Melalui adopsi teknologi ini, DSSA memastikan operasional tetap relevan dengan kebutuhan energi masa depan sekaligus secara aktif menekan emisi karbon.

“Pendekatan kami adalah menjaga keandalan pasokan energi saat ini, sekaligus secara bertahap mengembangkan sumber energi yang lebih rendah emisi sebagai bagian dari strategi jangka panjang Perseroan," ucap Lokita dalam keterangannya dikutip, Jumat (3/4/2026).

"Sejalan dengan itu, kami juga terus memperkuat operational excellence melalui penerapan praktik yang lebih hijau, efisien, dan berkelanjutan, mulai dari peningkatan efisiensi, optimalisasi penggunaan energi dan sumber daya, digitalisasi operasional, hingga pengurangan emisi dan limbah secara terukur,” tuturnya.

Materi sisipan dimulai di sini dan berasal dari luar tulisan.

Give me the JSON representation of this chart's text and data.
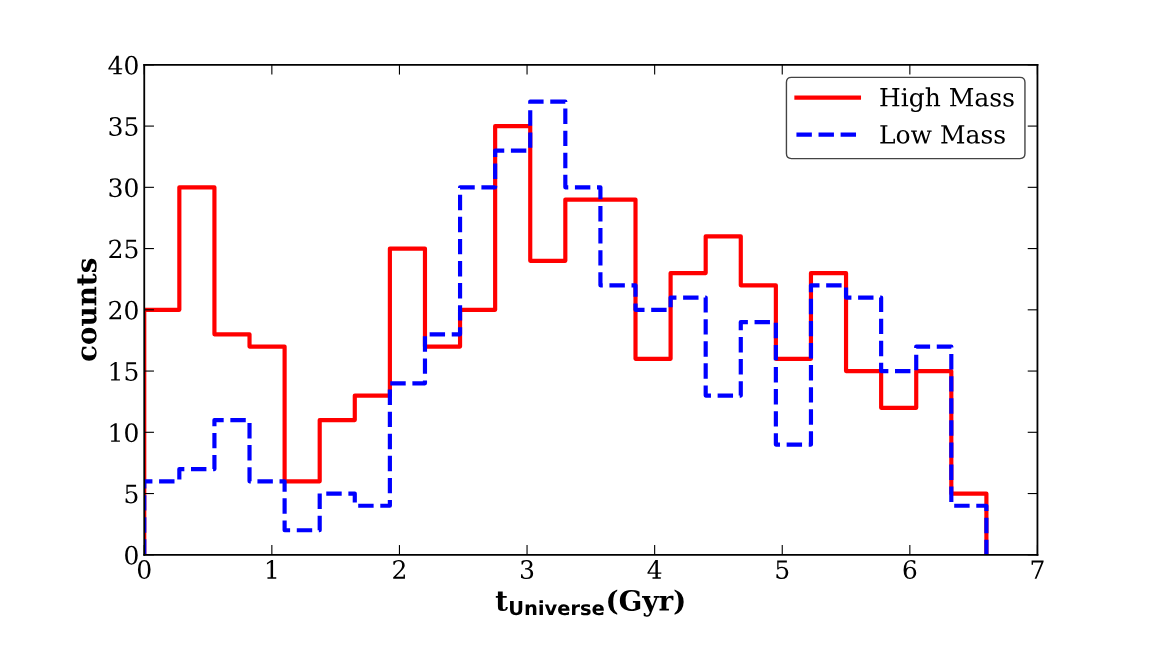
{
  "chart_data": {
    "type": "histogram",
    "xlabel": "t$_{Universe}$(Gyr)",
    "ylabel": "counts",
    "bins": [
      0,
      0.275,
      0.55,
      0.825,
      1.1,
      1.375,
      1.65,
      1.925,
      2.2,
      2.475,
      2.75,
      3.025,
      3.3,
      3.575,
      3.85,
      4.125,
      4.4,
      4.675,
      4.95,
      5.225,
      5.5,
      5.775,
      6.05,
      6.325,
      6.6
    ],
    "series": [
      {
        "name": "High Mass",
        "color": "#ff0000",
        "line_style": "solid",
        "values": [
          20,
          30,
          18,
          17,
          6,
          11,
          13,
          25,
          17,
          20,
          35,
          24,
          29,
          29,
          16,
          23,
          26,
          22,
          16,
          23,
          15,
          12,
          15,
          5
        ]
      },
      {
        "name": "Low Mass",
        "color": "#0000ff",
        "line_style": "dashed",
        "values": [
          6,
          7,
          11,
          6,
          2,
          5,
          4,
          14,
          18,
          30,
          33,
          37,
          30,
          22,
          20,
          21,
          13,
          19,
          9,
          22,
          21,
          15,
          17,
          4
        ]
      }
    ],
    "xlim": [
      0,
      7
    ],
    "xticks": [
      0,
      1,
      2,
      3,
      4,
      5,
      6,
      7
    ],
    "ylim": [
      0,
      40
    ],
    "yticks": [
      0,
      5,
      10,
      15,
      20,
      25,
      30,
      35,
      40
    ],
    "grid": false,
    "legend": "top right"
  }
}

DSSA secara bertahap terus memperkuat portofolio EBT, khususnya pada sektor panas bumi dan tenaga surya, untuk menciptakan bauran energi yang lebih seimbang. Langkah ini menjadi strategis mengingat Indonesia memiliki sekitar 40 persen potensi panas bumi global, yang merupakan sumber baseload energi hijau paling andal dalam jangka panjang.

Komitmen ini diwujudkan melalui pengoperasian pabrik panel surya terintegrasi 1 GW di KEK Kendal serta pengembangan proyek panas bumi melalui PT DSSR Daya Mas Sakti. Dengan total potensi mencapai 440 MW, perusahaan kini tengah mengakselerasi eksplorasi di enam wilayah strategis, mulai dari Cisolok dan Cipanas di Jawa Barat, hingga Sumatera, Flores, dan Sulawesi Tengah. 

Untuk memperkuat kapabilitas teknis dan operasional, DSSA juga menjalin kemitraan strategis dengan PT FirstGen Geothermal Indonesia yang merupakan anak usaha Energy Development Corporation (EDC).

Selain itu, DSSA juga memperkuat bisnis di sektor infrastruktur digital dan teknologi seiring pertumbuhan ekonomi digital. Langkah tersebut diperkuat melalui kemitraan dengan iFLYTEK untuk mengakselerasi transformasi digital berbasis AI di Indonesia, termasuk pengembangan berbagai solusi AI (AI use-case) dan kapabilitas analitik berbasis LLM (Large Language Model) SPARK. 

CEO PT DSST Mas Gemilang, Marlo Budiman menuturkan, sinergi ini dirancang untuk menghadirkan ekosistem digital yang lebih cerdas dan efisien di berbagai sektor industri terutama di Kesehatan (healthcare), Pendidikan (Education) dan Telekomunikasi dan Digital Infrastruktur.

“Pertumbuhan kebutuhan data dan konektivitas menjadi pendorong utama pengembangan bisnis digital kami. Kami melihat peluang besar untuk mendorong pemerataan penetrasi digital dengan menjawab kesenjangan yang ada, sekaligus menghadirkan solusi berbasis AI yang mudah diakses,” ujar Marlo.

Saat ini, DSSA juga mengoperasikan jaringan fiber optic sekitar 57.000 km, dengan lebih dari 9 juta homepass dan sekitar 1 juta pelanggan broadband melalui MyRepublic Indonesia. Skala ini menjadi fondasi untuk memperluas akses digital di berbagai wilayah.
 
Untuk menangkap peluang tersebut, DSSA menjalankan berbagai inisiatif strategis, termasuk penguatan jaringan fiber melalui Moratelindo, pengembangan data center, serta eksplorasi teknologi berbasis kecerdasan buatan (AI).